The stakes in this region are high. Even before the Yemeni revolution in 1962 the Chinese had appeared, offering technical aid. In its turn the U.S.S.R. invested $28 million in military aid to the former Imam’s regime. The only conceivable point to both these ventures was to gain toeholds in the Red Sea region. Thus today’s contest was clearly foreseen in Peking and Moscow. Soviet air bases remain at Sanaa and Hodeida. Lately, some electronically equipped Soviet trawlers, operating from Egypt’s Red Sea coast, have appeared to be fishing in more than one sense. Across the Red Sea, Soviet arms have for some time been going to Somalia, causing great anxiety in Addis Ababa.

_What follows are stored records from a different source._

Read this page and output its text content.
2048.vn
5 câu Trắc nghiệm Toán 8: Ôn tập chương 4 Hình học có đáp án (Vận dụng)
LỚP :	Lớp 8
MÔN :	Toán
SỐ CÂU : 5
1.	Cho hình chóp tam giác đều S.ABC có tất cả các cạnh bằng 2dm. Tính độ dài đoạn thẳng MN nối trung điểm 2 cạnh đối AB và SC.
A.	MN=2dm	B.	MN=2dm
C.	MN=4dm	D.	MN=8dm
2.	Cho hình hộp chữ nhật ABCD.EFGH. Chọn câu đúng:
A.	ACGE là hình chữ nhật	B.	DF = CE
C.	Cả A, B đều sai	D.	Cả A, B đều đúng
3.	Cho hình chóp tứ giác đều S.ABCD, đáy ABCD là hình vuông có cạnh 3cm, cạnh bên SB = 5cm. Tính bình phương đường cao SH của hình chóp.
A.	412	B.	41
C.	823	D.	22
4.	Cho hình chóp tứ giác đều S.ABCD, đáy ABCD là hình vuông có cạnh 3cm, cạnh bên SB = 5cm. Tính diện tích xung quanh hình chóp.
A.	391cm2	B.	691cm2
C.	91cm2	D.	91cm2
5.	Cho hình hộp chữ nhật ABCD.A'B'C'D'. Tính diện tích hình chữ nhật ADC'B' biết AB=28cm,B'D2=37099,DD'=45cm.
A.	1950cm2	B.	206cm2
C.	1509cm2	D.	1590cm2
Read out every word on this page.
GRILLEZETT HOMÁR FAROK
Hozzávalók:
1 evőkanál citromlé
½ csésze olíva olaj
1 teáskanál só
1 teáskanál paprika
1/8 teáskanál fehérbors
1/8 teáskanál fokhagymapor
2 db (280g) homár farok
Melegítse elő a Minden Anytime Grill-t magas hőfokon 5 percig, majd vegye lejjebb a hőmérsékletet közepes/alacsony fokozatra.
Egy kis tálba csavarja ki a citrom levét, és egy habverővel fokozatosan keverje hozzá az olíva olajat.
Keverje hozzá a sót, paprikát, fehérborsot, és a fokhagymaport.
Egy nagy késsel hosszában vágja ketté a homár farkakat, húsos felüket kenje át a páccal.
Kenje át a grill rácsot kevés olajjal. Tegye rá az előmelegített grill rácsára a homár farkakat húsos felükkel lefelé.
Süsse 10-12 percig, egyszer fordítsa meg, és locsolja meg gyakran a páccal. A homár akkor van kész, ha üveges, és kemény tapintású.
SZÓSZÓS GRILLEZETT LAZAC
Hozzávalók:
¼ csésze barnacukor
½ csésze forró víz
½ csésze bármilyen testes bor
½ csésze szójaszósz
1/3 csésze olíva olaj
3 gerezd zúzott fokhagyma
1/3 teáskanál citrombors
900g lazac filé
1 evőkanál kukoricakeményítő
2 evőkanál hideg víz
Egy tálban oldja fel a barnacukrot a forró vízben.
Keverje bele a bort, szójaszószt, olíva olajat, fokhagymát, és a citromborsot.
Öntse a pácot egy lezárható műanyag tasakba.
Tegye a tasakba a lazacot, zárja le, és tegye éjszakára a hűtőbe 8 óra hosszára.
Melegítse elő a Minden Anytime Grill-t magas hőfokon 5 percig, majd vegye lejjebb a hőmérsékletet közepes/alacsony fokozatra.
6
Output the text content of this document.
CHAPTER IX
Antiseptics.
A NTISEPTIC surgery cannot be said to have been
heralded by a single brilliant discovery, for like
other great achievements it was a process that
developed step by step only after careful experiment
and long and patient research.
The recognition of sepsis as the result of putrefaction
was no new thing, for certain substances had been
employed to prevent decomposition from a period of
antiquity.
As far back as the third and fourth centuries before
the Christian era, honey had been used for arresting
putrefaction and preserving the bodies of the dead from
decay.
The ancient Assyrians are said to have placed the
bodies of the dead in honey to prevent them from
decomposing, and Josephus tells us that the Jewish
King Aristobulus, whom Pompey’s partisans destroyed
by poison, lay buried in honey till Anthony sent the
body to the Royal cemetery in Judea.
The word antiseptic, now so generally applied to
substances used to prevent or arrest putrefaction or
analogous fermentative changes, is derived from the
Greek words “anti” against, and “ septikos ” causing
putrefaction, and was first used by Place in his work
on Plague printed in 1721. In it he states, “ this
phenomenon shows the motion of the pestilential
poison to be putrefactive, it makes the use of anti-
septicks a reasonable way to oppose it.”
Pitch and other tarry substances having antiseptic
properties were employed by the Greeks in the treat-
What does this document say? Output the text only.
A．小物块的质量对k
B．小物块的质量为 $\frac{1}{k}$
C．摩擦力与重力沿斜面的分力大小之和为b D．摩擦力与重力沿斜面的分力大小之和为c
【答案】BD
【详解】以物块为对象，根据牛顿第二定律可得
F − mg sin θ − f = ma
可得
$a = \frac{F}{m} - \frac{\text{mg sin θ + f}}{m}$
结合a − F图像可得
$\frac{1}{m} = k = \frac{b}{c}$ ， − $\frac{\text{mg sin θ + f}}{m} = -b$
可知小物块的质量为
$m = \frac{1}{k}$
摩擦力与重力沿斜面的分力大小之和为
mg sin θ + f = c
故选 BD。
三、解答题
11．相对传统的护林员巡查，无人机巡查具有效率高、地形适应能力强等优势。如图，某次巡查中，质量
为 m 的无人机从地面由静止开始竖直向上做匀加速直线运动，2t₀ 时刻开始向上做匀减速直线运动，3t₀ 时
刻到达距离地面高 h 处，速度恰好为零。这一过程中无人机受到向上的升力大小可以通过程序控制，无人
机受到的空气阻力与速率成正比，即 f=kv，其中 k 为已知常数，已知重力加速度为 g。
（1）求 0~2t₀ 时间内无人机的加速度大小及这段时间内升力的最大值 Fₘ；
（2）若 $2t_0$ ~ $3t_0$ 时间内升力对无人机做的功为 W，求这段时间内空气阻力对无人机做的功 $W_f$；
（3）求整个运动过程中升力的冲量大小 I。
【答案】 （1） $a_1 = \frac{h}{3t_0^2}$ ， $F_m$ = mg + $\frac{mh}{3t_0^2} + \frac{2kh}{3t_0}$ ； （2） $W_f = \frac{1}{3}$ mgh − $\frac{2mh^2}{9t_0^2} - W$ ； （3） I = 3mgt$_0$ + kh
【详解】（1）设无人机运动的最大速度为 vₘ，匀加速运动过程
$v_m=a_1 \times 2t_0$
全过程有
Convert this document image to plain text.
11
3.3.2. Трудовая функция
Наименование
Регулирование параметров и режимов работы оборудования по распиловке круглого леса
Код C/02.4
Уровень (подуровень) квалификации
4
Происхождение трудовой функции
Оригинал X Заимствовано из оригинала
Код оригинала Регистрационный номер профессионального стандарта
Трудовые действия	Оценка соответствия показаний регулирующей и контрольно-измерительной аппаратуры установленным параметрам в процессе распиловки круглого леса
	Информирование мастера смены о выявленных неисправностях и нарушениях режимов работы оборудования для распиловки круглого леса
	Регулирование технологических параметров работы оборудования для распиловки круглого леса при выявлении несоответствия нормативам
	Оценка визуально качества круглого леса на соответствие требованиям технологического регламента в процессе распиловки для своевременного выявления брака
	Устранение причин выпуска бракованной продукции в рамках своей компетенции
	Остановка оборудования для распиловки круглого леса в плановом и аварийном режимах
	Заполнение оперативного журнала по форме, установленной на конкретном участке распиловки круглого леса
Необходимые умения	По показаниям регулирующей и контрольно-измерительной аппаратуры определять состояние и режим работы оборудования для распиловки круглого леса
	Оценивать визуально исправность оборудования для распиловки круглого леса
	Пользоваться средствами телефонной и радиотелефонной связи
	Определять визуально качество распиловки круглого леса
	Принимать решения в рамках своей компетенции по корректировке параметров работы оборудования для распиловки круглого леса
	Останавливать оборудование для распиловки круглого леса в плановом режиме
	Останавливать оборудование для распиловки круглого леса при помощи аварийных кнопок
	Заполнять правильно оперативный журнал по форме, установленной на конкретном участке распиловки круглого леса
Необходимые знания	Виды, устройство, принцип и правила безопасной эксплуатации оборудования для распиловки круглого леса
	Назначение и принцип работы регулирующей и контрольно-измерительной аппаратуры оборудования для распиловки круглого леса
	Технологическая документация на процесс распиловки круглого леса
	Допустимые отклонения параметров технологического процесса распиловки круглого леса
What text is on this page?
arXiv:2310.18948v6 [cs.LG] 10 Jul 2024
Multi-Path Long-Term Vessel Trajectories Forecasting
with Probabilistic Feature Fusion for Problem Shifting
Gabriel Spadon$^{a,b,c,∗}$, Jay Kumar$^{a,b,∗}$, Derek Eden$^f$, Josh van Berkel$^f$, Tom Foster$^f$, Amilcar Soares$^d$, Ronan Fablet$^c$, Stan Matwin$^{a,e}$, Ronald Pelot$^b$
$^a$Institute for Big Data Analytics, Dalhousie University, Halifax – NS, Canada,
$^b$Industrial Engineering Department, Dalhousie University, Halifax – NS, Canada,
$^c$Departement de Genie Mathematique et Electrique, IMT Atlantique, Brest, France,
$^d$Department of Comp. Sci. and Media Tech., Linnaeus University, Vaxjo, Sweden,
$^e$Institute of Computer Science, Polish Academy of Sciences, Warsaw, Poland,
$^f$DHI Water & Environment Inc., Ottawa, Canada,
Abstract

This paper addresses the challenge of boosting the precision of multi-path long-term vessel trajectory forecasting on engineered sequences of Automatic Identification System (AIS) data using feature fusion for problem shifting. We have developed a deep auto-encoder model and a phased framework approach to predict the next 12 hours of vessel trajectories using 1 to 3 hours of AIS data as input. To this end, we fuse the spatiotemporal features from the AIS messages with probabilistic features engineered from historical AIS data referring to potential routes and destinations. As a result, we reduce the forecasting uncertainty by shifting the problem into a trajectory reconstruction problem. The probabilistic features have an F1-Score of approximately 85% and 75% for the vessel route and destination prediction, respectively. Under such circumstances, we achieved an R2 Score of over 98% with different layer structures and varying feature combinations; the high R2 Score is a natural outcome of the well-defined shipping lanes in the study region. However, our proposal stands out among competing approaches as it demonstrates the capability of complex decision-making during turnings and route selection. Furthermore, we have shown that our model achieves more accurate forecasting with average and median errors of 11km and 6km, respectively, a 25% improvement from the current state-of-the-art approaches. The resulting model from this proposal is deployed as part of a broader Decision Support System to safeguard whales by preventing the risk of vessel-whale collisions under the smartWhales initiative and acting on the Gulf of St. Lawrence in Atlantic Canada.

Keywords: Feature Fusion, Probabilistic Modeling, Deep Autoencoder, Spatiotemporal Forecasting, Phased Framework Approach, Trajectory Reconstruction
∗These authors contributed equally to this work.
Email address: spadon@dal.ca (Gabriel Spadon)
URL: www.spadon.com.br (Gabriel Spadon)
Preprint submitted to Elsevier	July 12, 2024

It seems significant, therefore, that King Faisal has been making friendly overtures to Emperor Haile Selassie, and that he has visited Khartoum as well as Washington. Nearer home he is sponsoring and paying for a “Friendship Road,” which connects the small states on the Arabian Gulf coast with each other and with Saudi Arabia. He has settled local border disputes with Kuwait and Qatar. Another recent agreement with Jordan has set the border between them so as to enable Jordan to expand its port of Aqaba.
Israel’s position
With the obvious breakup of attempts at Arab unity and the present polarization of factions, Israel should feel more secure than in the immediate past. No one today expects an Arab drive against Israel. The violent talk about Israel seems almost in inverse relationship to potential threats. Syria is most vocal — and weakest internally. Half of Egypt’s army is still bogged down in Yemen. King Hussein is fully occupied keeping a step ahead of subversive local Nasserites, and parrying efforts by Shukairy to divide the Palestinians who make up the backbone of Jordan’s electorate. The river question is a chronic issue, but Israel does not object to the dam being constructed by Jordan on the Yarmuk.
Even so, Israel has continued insistently to argue for American defense commitments. Earlier, the plea was for a unilateral guarantee of Israel’s frontiers. When the United States determined that such a move would not be in Israel’s interest, or in its own, the argument moved to different ground. Israel wanted its independent means of defense. It wanted not to rely indefinitely on the presence of the Sixth Fleet in the Mediterranean.
Israelis believe that an important turning point in relations with Washington has been reached with the agreement for eventual delivery of A-4 Skyhawk bombers. Skyhawks can operate from short runways, such as those in Israel. They have a combat range of 1000 miles and can carry 5000 pounds of bombs or missiles. The significance of this deal is that for the first time Washington has been persuaded of Israel’s need of an offensive American plane.
There are in this case, as in those with Arab countries, restrictions on procurement from other sources and on total amounts spent on arms. Yet press reports from Tel Aviv and Jerusalem reveal that Israel regards the Skyhawk agreement as a great diplomatic victory. To Tel Aviv it means that Washington accepts the idea of independent deterrent power. It is also suggested in this period of euphoria that with this deterrent promised, the decision about atomic weapons development in Israel can be postponed.
Israel may have reaped another temporary bonus in defense this last summer. U.S. pilots in July in Vietnam demonstrated a way to evade the Soviet SAM missiles in North Vietnam. The possibility that the SAM’s may therefore become obsolete is a potential blow to Cairo. The search for a new means of protection could only lead to further escalation in the region.